Section 1682 undertakes to empower the superintendent of motor vehicles to fix the amount of license tax when the carrier has failed to pay his tax or file a statement of gross receipts within five days from the day the tax becomes due. This he is authorized to do after informing himself “as best he may.” This provision leaves it with the superintendent to fix the license tax. He is not bound by the 2% per cent, rate of gross receipts, nor by the amount of the gross receipts, nor by any rule other than his will. He may make the license as large or small as he may choose. The power and duty of fixing the amount of the license tax is of course legislative. A law appointing an agent to collect a license tax should fix the amount thereof at a definite sum, or adopt a rule from which such agent and taxpayer can, upon the ascertainment of the facts in any given case, definitely and uniformly calculate the tax. It cannot delegate its powers to fix a license tax to an agent on the theory of penalizing the carrier for failure to report his gross receipts, and to pay the license tax thereon, Travelers’ Ins. Co. v. Board of Assessors, 122 La. 129, 47 So. 439, 24 L. R. A. (N. S.) 388; and, if it could, the arbitrary fixing of the license tax without notice or hearing would violate the rule of due process. The provision in section 1682 giving, or pretending to give, the superintendent of motor vehicles the power to fix the amount of the license tax, is clearly void. Deleting it from the section, which may be done without affecting other features of the law, there is, however, left a definite certain rule by which the license tax may be calculated, and also a definite perilty for failure by the carrier to file with the superintendent a sworn written statement of his gross receipts or the payment of his license tax; and also there is left a provision that makes it the duty of the Attorney General of the state, upon the request of such officer to prosecute an action to collect the license tax and enforce the lien therein created.

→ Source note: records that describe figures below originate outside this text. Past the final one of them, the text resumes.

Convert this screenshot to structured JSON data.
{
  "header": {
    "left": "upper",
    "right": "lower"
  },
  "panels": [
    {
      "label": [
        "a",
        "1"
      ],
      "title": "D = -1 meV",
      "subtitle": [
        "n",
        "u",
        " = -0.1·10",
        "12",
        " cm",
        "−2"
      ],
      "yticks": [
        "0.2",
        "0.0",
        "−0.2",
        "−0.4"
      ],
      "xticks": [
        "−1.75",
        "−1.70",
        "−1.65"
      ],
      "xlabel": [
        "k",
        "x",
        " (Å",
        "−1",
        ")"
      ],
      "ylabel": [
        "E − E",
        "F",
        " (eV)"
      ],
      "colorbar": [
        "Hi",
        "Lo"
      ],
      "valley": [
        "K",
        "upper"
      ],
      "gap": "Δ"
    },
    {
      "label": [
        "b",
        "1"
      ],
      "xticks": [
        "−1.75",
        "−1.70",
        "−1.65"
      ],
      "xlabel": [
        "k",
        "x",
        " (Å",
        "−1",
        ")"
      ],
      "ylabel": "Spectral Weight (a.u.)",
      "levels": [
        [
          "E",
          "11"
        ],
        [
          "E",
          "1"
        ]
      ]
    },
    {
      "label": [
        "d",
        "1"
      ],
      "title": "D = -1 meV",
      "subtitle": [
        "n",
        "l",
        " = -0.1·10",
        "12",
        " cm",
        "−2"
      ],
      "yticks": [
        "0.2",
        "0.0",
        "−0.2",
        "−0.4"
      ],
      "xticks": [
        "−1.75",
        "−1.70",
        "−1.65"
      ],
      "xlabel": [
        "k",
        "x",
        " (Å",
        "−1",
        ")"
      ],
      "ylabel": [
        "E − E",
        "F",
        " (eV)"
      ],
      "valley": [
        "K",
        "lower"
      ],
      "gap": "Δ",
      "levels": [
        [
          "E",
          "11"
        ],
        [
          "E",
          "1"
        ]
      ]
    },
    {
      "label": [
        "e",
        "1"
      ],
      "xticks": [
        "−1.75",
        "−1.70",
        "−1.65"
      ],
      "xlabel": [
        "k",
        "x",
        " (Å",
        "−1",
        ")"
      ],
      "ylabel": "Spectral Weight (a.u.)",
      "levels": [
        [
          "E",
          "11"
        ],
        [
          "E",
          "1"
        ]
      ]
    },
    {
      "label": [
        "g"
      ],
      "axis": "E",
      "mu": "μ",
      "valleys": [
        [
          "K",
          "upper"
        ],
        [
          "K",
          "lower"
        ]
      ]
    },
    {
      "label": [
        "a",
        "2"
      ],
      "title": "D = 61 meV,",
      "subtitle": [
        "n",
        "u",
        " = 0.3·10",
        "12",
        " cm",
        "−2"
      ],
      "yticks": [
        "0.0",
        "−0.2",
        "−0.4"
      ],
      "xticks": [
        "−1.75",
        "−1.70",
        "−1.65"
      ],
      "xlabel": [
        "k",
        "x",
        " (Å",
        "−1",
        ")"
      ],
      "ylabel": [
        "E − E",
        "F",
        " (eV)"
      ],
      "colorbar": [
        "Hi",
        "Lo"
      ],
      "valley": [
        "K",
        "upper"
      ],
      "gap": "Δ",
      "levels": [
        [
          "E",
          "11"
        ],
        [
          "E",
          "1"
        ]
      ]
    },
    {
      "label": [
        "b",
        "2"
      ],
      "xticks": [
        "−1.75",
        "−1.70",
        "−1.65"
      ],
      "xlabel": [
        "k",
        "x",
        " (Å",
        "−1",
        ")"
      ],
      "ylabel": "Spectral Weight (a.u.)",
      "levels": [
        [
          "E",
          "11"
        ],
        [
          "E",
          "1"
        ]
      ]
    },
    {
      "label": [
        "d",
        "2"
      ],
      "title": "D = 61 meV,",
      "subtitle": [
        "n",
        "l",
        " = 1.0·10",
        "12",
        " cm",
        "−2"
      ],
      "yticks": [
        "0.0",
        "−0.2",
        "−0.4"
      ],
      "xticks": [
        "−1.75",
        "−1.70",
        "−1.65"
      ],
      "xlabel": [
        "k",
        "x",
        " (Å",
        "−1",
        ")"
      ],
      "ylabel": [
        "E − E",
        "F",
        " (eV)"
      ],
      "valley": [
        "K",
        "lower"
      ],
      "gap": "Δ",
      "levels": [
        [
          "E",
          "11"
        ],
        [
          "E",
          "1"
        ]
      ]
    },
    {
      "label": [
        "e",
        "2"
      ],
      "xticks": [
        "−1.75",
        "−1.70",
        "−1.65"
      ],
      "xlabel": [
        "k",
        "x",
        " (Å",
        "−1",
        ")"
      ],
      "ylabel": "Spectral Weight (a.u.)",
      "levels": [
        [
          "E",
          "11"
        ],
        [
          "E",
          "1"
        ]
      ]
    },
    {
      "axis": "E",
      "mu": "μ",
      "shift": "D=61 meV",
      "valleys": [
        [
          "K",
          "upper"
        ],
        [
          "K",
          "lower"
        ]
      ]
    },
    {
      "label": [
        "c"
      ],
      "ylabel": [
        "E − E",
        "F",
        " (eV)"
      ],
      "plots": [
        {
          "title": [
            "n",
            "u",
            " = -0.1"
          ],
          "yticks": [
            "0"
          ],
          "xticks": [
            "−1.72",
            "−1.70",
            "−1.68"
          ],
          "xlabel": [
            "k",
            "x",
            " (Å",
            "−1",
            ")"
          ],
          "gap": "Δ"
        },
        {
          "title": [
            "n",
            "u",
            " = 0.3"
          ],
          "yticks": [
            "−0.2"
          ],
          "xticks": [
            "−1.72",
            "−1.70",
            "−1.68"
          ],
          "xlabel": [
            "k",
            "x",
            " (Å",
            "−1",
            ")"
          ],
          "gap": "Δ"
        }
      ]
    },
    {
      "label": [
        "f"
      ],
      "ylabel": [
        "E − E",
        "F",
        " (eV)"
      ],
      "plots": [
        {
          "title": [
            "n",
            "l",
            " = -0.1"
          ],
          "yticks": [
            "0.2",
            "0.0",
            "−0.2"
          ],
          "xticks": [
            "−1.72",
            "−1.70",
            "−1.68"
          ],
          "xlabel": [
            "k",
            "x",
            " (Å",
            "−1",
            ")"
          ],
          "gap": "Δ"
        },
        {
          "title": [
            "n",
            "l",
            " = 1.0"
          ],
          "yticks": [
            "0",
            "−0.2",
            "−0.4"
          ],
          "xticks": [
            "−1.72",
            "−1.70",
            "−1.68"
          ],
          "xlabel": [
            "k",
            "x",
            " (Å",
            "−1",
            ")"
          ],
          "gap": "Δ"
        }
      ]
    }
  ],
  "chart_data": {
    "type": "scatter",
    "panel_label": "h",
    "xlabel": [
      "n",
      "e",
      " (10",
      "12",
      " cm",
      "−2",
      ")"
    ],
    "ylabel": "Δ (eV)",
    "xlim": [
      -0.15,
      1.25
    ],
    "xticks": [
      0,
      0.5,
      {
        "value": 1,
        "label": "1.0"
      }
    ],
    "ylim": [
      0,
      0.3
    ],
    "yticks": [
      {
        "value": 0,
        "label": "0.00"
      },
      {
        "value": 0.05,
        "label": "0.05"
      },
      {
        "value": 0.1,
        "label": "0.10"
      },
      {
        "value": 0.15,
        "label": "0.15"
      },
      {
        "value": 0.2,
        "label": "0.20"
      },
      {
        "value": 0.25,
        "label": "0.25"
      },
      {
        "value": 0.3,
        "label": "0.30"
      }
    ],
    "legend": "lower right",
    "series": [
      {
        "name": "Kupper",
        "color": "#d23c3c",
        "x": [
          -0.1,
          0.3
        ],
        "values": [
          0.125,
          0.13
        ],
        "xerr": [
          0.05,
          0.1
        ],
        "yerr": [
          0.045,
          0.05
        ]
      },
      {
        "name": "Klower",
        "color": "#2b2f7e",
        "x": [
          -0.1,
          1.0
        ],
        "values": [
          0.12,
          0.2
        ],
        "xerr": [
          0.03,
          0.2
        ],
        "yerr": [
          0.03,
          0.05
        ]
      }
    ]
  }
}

In our former opinion we held that the Attorney General properly cross-complained for such license tax, and that is now the law of the case. While in his cross-complaint he has proceeded on the theory that the license tax fixed by the superintendent’s figures was valid, we think the cross-complaint afforded a sufficient basis upon which the court could have heard evidence as to the gross receipts of the companies; and that a judgment for 2% per cent, thereof and penalty would have been within the pleadings. The whole theory of the case of the companies is based, not on the fact that they had not been doing business as common carriers of freight in the state, but that they are not liable at- all. They admit, indeed, in their demurrer that they have been carrying on business in the state, and, that being’ so, they necessarily owe the state some license tax for the privilege, which should be paid.

The judgment of the lower court is reversed and the cause remanded, with directions that further proceedings be had in accordance herewith.

LOCKWOOD and McALISTER, JJ., concur.